Investment property, almost without exception, must be acquired through the use of a corporation or other entity.

What are the advantages of buying through a company?

  • Protects the owner from potential property-related lawsuits. That is, in case of lawsuit, they can only go against that property and not against other property or personal assets.
  • Consolidate all the income and expenses attributable to this property within a single entity, this will help reduce the tax impact and during the eventual sale of the property.
  • Provides flexibility when planning tax payments, in terms of transferring property interests to family members and others.
  • Avoid or reduce inheritance taxes, therefore, when the owner of the company dies, the legal entity never dies, thus reducing the amount of inheritance tax.

Should I open a business for every property I buy?

Forming a company for each property is really the best protection you can get.
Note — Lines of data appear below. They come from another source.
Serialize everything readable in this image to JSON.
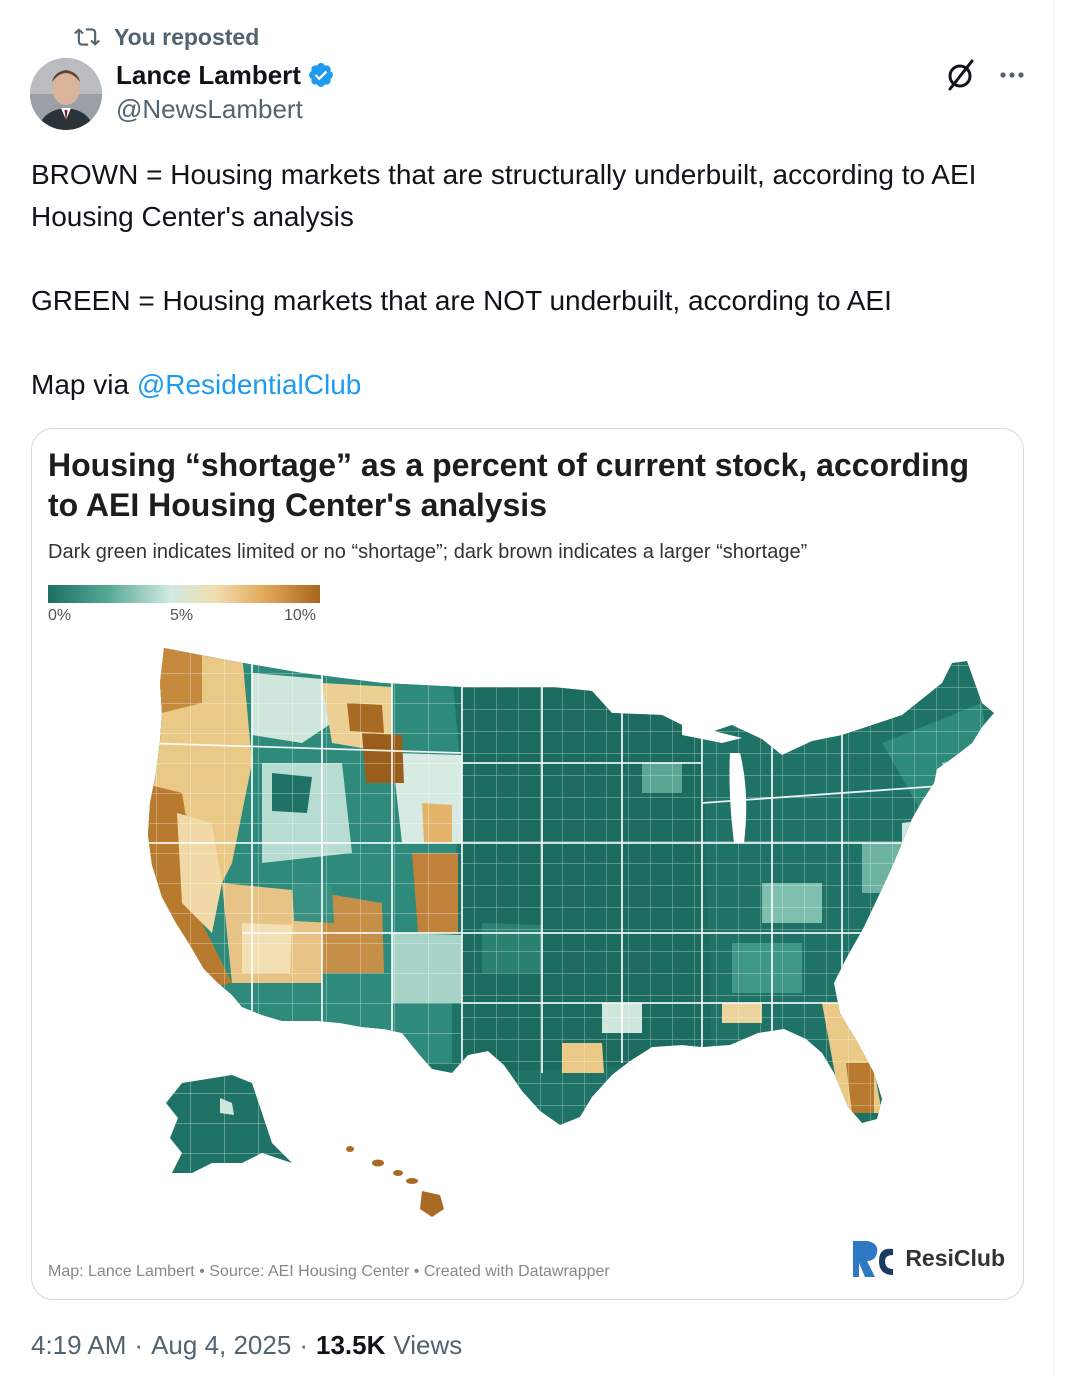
{
  "repost": {
    "label": "You reposted"
  },
  "author": {
    "name": "Lance Lambert",
    "handle": "@NewsLambert"
  },
  "tweet": {
    "line1": "BROWN = Housing markets that are structurally underbuilt, according to AEI Housing Center's analysis",
    "line2": "GREEN = Housing markets that are NOT underbuilt, according to AEI",
    "line3_prefix": "Map via ",
    "mention": "@ResidentialClub"
  },
  "media": {
    "title": "Housing “shortage” as a percent of current stock, according to AEI Housing Center's analysis",
    "subtitle": "Dark green indicates limited or no “shortage”; dark brown indicates a larger “shortage”",
    "legend": {
      "ticks": [
        "0%",
        "5%",
        "10%"
      ],
      "colors": [
        "#1d6f63",
        "#d2eae2",
        "#a7651e"
      ]
    },
    "footer": "Map: Lance Lambert • Source: AEI Housing Center • Created with Datawrapper",
    "brand": "ResiClub"
  },
  "meta": {
    "time": "4:19 AM",
    "date": "Aug 4, 2025",
    "views_count": "13.5K",
    "views_label": "Views"
  },
  "icons": {
    "repost": "repost-icon",
    "verified": "verified-badge-icon",
    "grok": "grok-icon",
    "more": "more-options-icon"
  },
  "colors": {
    "link": "#1d9bf0",
    "muted": "#536471",
    "verified": "#1d9bf0"
  }
}
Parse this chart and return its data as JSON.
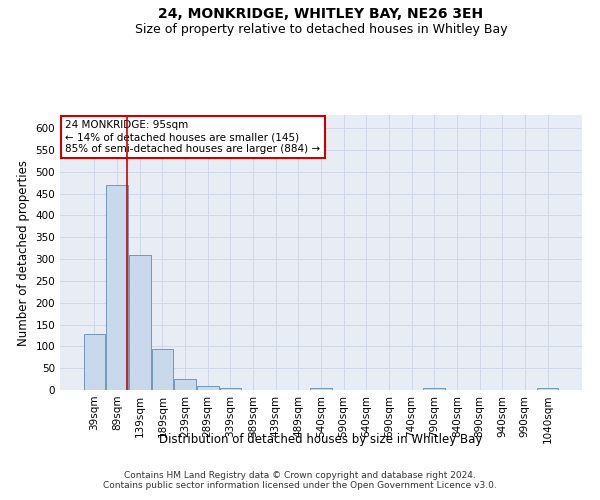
{
  "title": "24, MONKRIDGE, WHITLEY BAY, NE26 3EH",
  "subtitle": "Size of property relative to detached houses in Whitley Bay",
  "xlabel": "Distribution of detached houses by size in Whitley Bay",
  "ylabel": "Number of detached properties",
  "categories": [
    "39sqm",
    "89sqm",
    "139sqm",
    "189sqm",
    "239sqm",
    "289sqm",
    "339sqm",
    "389sqm",
    "439sqm",
    "489sqm",
    "540sqm",
    "590sqm",
    "640sqm",
    "690sqm",
    "740sqm",
    "790sqm",
    "840sqm",
    "890sqm",
    "940sqm",
    "990sqm",
    "1040sqm"
  ],
  "values": [
    128,
    470,
    310,
    95,
    25,
    10,
    5,
    0,
    0,
    0,
    5,
    0,
    0,
    0,
    0,
    5,
    0,
    0,
    0,
    0,
    5
  ],
  "bar_color": "#c9d9ec",
  "bar_edge_color": "#7098b8",
  "annotation_text": "24 MONKRIDGE: 95sqm\n← 14% of detached houses are smaller (145)\n85% of semi-detached houses are larger (884) →",
  "annotation_box_color": "#ffffff",
  "annotation_box_edge_color": "#cc0000",
  "vline_color": "#cc0000",
  "vline_x_index": 1.45,
  "ylim": [
    0,
    630
  ],
  "yticks": [
    0,
    50,
    100,
    150,
    200,
    250,
    300,
    350,
    400,
    450,
    500,
    550,
    600
  ],
  "grid_color": "#d0d8e8",
  "bg_color": "#e8edf5",
  "footer_text": "Contains HM Land Registry data © Crown copyright and database right 2024.\nContains public sector information licensed under the Open Government Licence v3.0.",
  "title_fontsize": 10,
  "subtitle_fontsize": 9,
  "xlabel_fontsize": 8.5,
  "ylabel_fontsize": 8.5,
  "tick_fontsize": 7.5,
  "annotation_fontsize": 7.5,
  "footer_fontsize": 6.5
}
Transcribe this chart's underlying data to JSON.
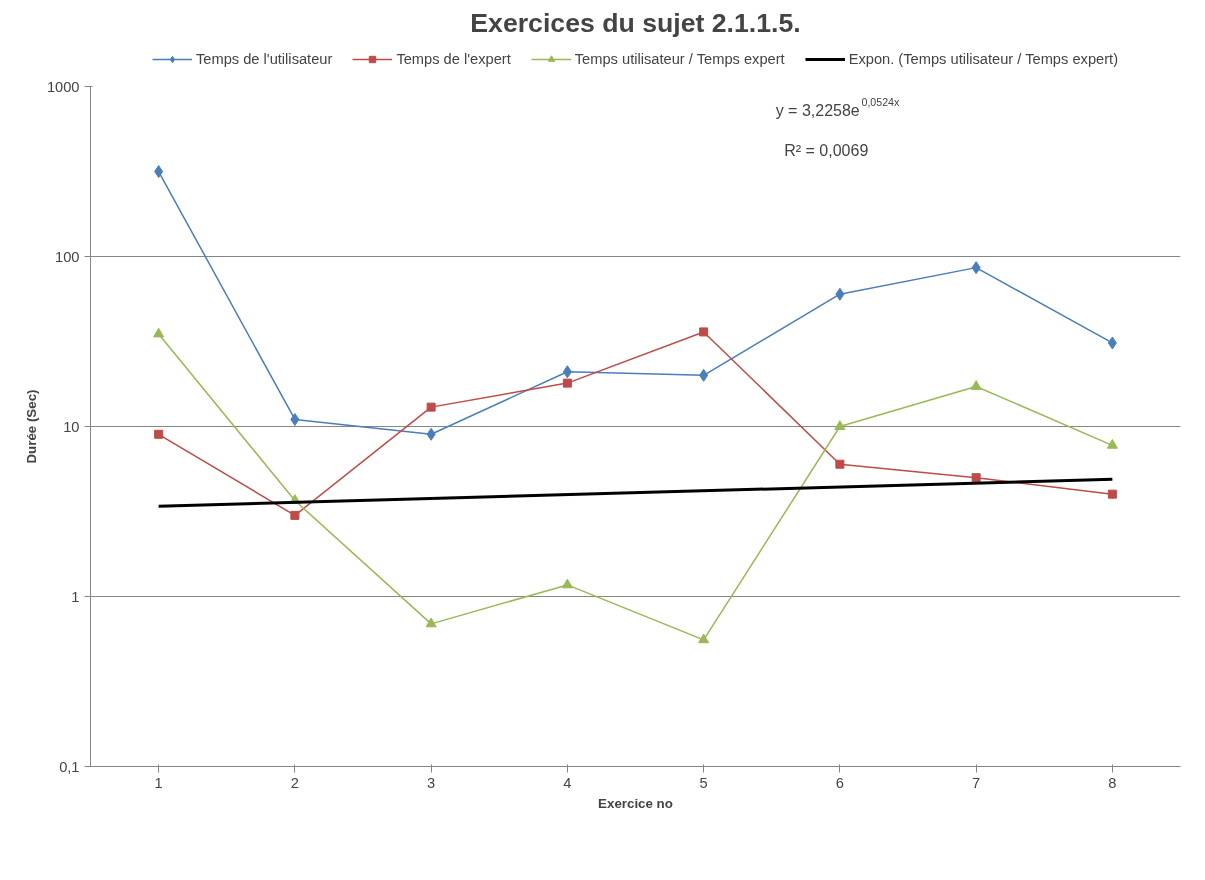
{
  "chart_data": {
    "type": "line",
    "title": "Exercices du sujet 2.1.1.5.",
    "xlabel": "Exercice no",
    "ylabel": "Durée (Sec)",
    "categories": [
      "1",
      "2",
      "3",
      "4",
      "5",
      "6",
      "7",
      "8"
    ],
    "series": [
      {
        "name": "Temps de l'utilisateur",
        "color": "#4a7ebb",
        "marker": "diamond",
        "values": [
          316,
          11,
          9,
          21,
          20,
          60,
          86,
          31
        ]
      },
      {
        "name": "Temps de l'expert",
        "color": "#be4b48",
        "marker": "square",
        "values": [
          9,
          3,
          13,
          18,
          36,
          6,
          5,
          4
        ]
      },
      {
        "name": "Temps utilisateur / Temps expert",
        "color": "#98b954",
        "marker": "triangle",
        "values": [
          35,
          3.67,
          0.69,
          1.17,
          0.556,
          10,
          17.2,
          7.75
        ]
      },
      {
        "name": "Expon. (Temps utilisateur / Temps expert)",
        "color": "#000000",
        "marker": "none",
        "x": [
          "1",
          "8"
        ],
        "values": [
          3.4,
          4.89
        ]
      }
    ],
    "log": "y",
    "ylim": [
      0.1,
      1000
    ],
    "yticks": [
      {
        "value": 0.1,
        "label": "0,1"
      },
      1,
      10,
      100,
      1000
    ],
    "grid": "y",
    "legend": "top",
    "annotations": [
      "y = 3,2258e$^{0,0524x}$",
      "R² = 0,0069"
    ]
  }
}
In this way the investor limits the legal responsibility to each one of the properties.

If several properties are under the same entity, the responsibility of one of them could expose the other properties. However, due to the costs of starting, managing and maintaining these companies, it is common for investors to maintain multiple properties under the same company.

Estimated costs of starting a company to buy a property

Approximate opening cost between $ 500- $ 900

Annual renewal cost ranges from $ 200- $ 400 approximately

Accountant fees for administration and annual tax return (before May 1) depend on the service and structure requested by each client, but ranges from $ 500- $ 1,000

What does it take to open a company?

  • Register name
  • Mailing address in the United States
  • Names of the directors and their respective identifications.
  • Prepare articles of incorporation of the company (work of the accountant)
  • Prepare operation agreement (accountant’s job)

How long does the opening process take?

The process takes between 5-15 business days.

I bought in a personal name, can I transfer it to a company?

It is important that you plan for this before making the transaction; However, if you have already purchased in a personal name, although it is possible to transfer ownership, it is important that you consult with an accountant and / or lawyer to analyze your specific case and be able to determine the possible legal and financial implications. Among them it is important to determine:

If FIRPTA applies (foreign investors)

Transfer costs

If it is taken as sale

LEGAL NOTE: These provisions are complicated and require the experience of a public accountant and / or real estate attorney to assess the potential legal and tax implications. At no time should this information be taken as advice.